De pronto los grados, los años pasan, se acumulan y Wendy sigue atravesando aquel inmenso patio escolar con toda la potencia que sus piernas flacas y largas producen. Helicópteros, aviones, parvadas de pájaros, quizá un ovni, vuelan a través de los días, por arriba de infancias que pronto perderán su alegría; los chicos se despiden y una niña llamada Wendy corretea esperando que sus pies se despeguen del suelo, se eleve y su figura se transforme en un cometa.
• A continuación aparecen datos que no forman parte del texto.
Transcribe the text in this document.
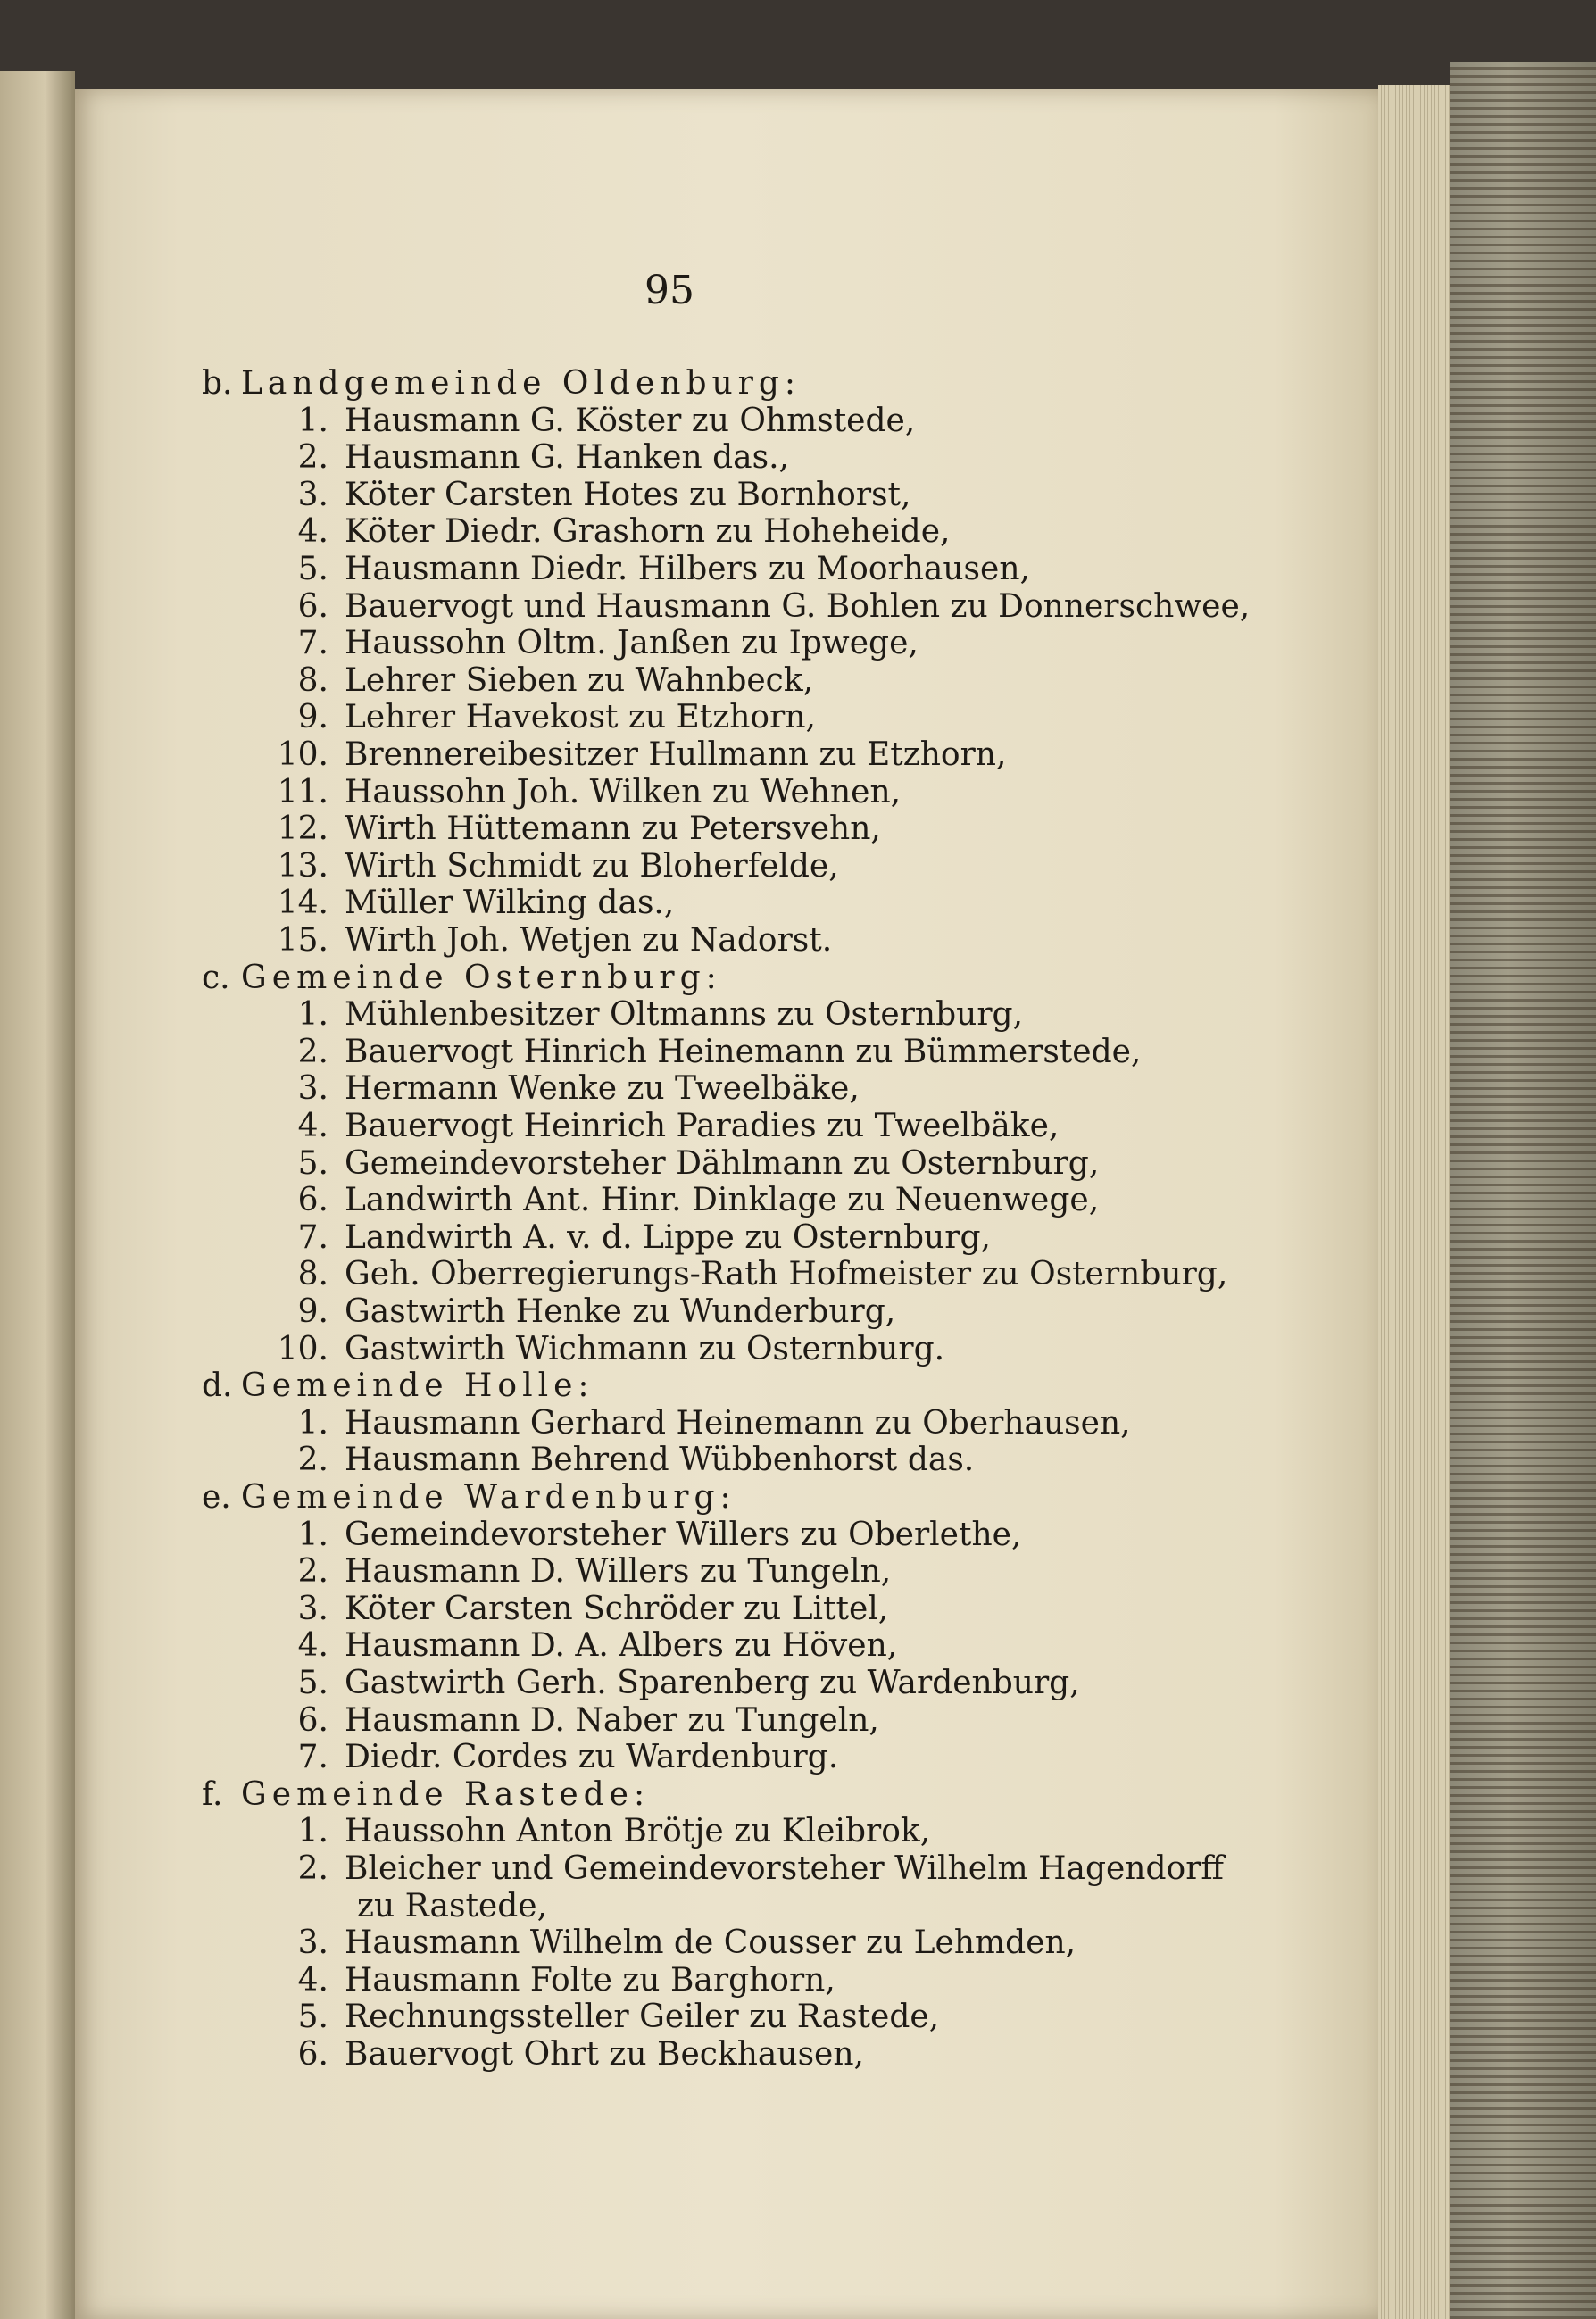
95
b. Landgemeinde Oldenburg:
1. Hausmann G. Köster zu Ohmstede,
2. Hausmann G. Hanken das.,
3. Köter Carsten Hotes zu Bornhorst,
4. Köter Diedr. Grashorn zu Hoheheide,
5. Hausmann Diedr. Hilbers zu Moorhausen,
6. Bauervogt und Hausmann G. Bohlen zu Donnerschwee,
7. Haussohn Oltm. Janßen zu Ipwege,
8. Lehrer Sieben zu Wahnbeck,
9. Lehrer Havekost zu Etzhorn,
10. Brennereibesitzer Hullmann zu Etzhorn,
11. Haussohn Joh. Wilken zu Wehnen,
12. Wirth Hüttemann zu Petersvehn,
13. Wirth Schmidt zu Bloherfelde,
14. Müller Wilking das.,
15. Wirth Joh. Wetjen zu Nadorst.
c. Gemeinde Osternburg:
1. Mühlenbesitzer Oltmanns zu Osternburg,
2. Bauervogt Hinrich Heinemann zu Bümmerstede,
3. Hermann Wenke zu Tweelbäke,
4. Bauervogt Heinrich Paradies zu Tweelbäke,
5. Gemeindevorsteher Dählmann zu Osternburg,
6. Landwirth Ant. Hinr. Dinklage zu Neuenwege,
7. Landwirth A. v. d. Lippe zu Osternburg,
8. Geh. Oberregierungs-Rath Hofmeister zu Osternburg,
9. Gastwirth Henke zu Wunderburg,
10. Gastwirth Wichmann zu Osternburg.
d. Gemeinde Holle:
1. Hausmann Gerhard Heinemann zu Oberhausen,
2. Hausmann Behrend Wübbenhorst das.
e. Gemeinde Wardenburg:
1. Gemeindevorsteher Willers zu Oberlethe,
2. Hausmann D. Willers zu Tungeln,
3. Köter Carsten Schröder zu Littel,
4. Hausmann D. A. Albers zu Höven,
5. Gastwirth Gerh. Sparenberg zu Wardenburg,
6. Hausmann D. Naber zu Tungeln,
7. Diedr. Cordes zu Wardenburg.
f. Gemeinde Rastede:
1. Haussohn Anton Brötje zu Kleibrok,
2. Bleicher und Gemeindevorsteher Wilhelm Hagendorff
zu Rastede,
3. Hausmann Wilhelm de Cousser zu Lehmden,
4. Hausmann Folte zu Barghorn,
5. Rechnungssteller Geiler zu Rastede,
6. Bauervogt Ohrt zu Beckhausen,
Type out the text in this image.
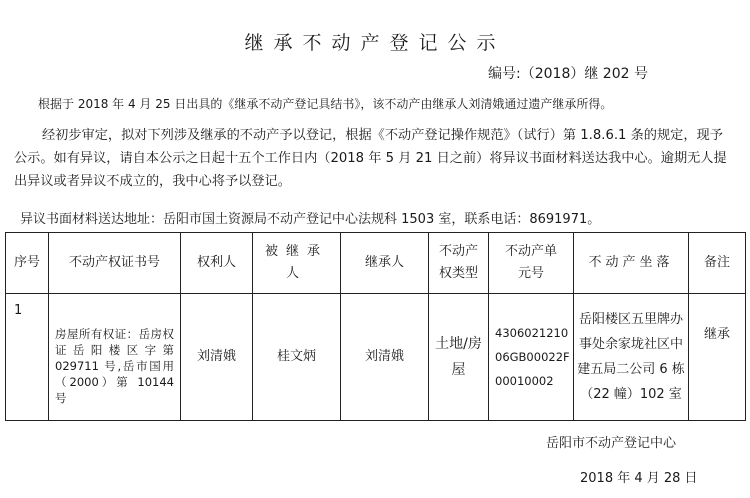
继承不动产登记公示
编号:（2018）继 202 号
根据于 2018 年 4 月 25 日出具的《继承不动产登记具结书》，该不动产由继承人刘清娥通过遗产继承所得。
经初步审定，拟对下列涉及继承的不动产予以登记，根据《不动产登记操作规范》（试行）第 1.8.6.1 条的规定，现予公示。如有异议，请自本公示之日起十五个工作日内（2018 年 5 月 21 日之前）将异议书面材料送达我中心。逾期无人提出异议或者异议不成立的，我中心将予以登记。
异议书面材料送达地址：岳阳市国土资源局不动产登记中心法规科 1503 室，联系电话：8691971。
序号	不动产权证书号	权利人	被继承人	继承人	不动产权类型	不动产单元号	不动产坐落	备注
1	房屋所有权证：岳房权证岳阳楼区字第 029711 号,岳市国用（2000）第 10144 号	刘清娥	桂文炳	刘清娥	土地/房屋	430602121006GB00022F00010002	岳阳楼区五里牌办事处余家垅社区中建五局二公司 6 栋（22 幢）102 室	继承
岳阳市不动产登记中心
2018 年 4 月 28 日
El recuerdo envejece y veo con ojos distintos a la otrora niña, ahora adolescente. Inicia la educación secundaria y aunque nuestro camino se bifurca (nuevos amigos, otras ideologías), empiezo a sentir un apego hacia su persona. Wendy comienza a despertar la sexualidad de tantos muchachos; sus faldas son cortas y sus piernas muy largas, sus senos ciñen demasiado las playeras y sus labios siempre están pintados de rojo. Aunque ella cursa la secundaria en la mañana y yo en la tarde, al momento del cambio de turnos, puedo verla afuera de la escuela junto a adolescentes de buen aspecto y chicas tan o más lindas que ella. Ahora sé que si hubiese visto su cara diariamente me hubiera enamorado de ella y mi corazón hubiese recibido otro golpe. No fue así. Su presencia disminuye, su figura es opacada por el dolor, la soledad y el desprecio que comienzo a experimentar. Ella asciende escalones mientras yo empiezo a rodar hacia las catacumbas.